Europa: casa de muñecas II
Miércoles 21 Octubre 2009“La belleza será comestible o no será” dijo el genial pintor catalán Salvador Dalí. Cuánta verdad filosófica contiene esa frase que logra desafiar la belleza contemplativa de Platón. Al David uno puede mirarlo, pero inmediatamente después desea convertir el mármol en carne y hueso, y poseerlo , aunque sea por unos instantes.

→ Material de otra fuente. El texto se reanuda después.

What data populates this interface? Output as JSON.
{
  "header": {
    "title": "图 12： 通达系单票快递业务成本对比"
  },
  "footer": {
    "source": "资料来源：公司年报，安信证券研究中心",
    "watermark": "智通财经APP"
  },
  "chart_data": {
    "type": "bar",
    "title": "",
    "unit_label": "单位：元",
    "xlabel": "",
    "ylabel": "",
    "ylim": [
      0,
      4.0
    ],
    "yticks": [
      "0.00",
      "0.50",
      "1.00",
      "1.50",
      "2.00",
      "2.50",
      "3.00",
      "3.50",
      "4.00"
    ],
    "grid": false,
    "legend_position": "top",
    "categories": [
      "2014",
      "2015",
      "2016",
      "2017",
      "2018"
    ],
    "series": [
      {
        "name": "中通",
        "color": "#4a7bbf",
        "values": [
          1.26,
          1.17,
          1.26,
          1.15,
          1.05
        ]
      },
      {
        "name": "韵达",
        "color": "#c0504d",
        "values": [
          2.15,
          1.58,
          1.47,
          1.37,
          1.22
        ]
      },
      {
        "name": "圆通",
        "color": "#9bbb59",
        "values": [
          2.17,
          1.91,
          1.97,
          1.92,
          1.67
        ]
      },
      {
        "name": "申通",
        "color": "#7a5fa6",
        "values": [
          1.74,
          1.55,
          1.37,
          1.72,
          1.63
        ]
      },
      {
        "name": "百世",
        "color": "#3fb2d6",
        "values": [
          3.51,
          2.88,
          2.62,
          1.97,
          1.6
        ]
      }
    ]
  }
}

Europa, madre de la civilización occidental, dio a luz inconmensurables maravillas artísticas y se ofreció, al mismo tiempo, como fuente de inspiración, generando movimientos revolucionarios como el Renacimiento de Miguel Ángel y el surrealismo de Max Ernst, en una reinvención constante y eterna.
¿Cómo no emocionarse, cómo no adorar y excitarse en las calles de París o Florencia? ¿Cómo no sentir visceralmente el amor en una plaza de Roma o Madrid?
Planteaba el surrealismo la necesidad de transgredir los estrechos márgenes en que se desenvuelve la vida del hombre, aniquilado por una cultura que cercena todo lo maravilloso, todo lo fantástico que pueda haber en su existencia.
Interesante filosofía, la de saber vivir y la de saber ver. ¡Despertad amigos!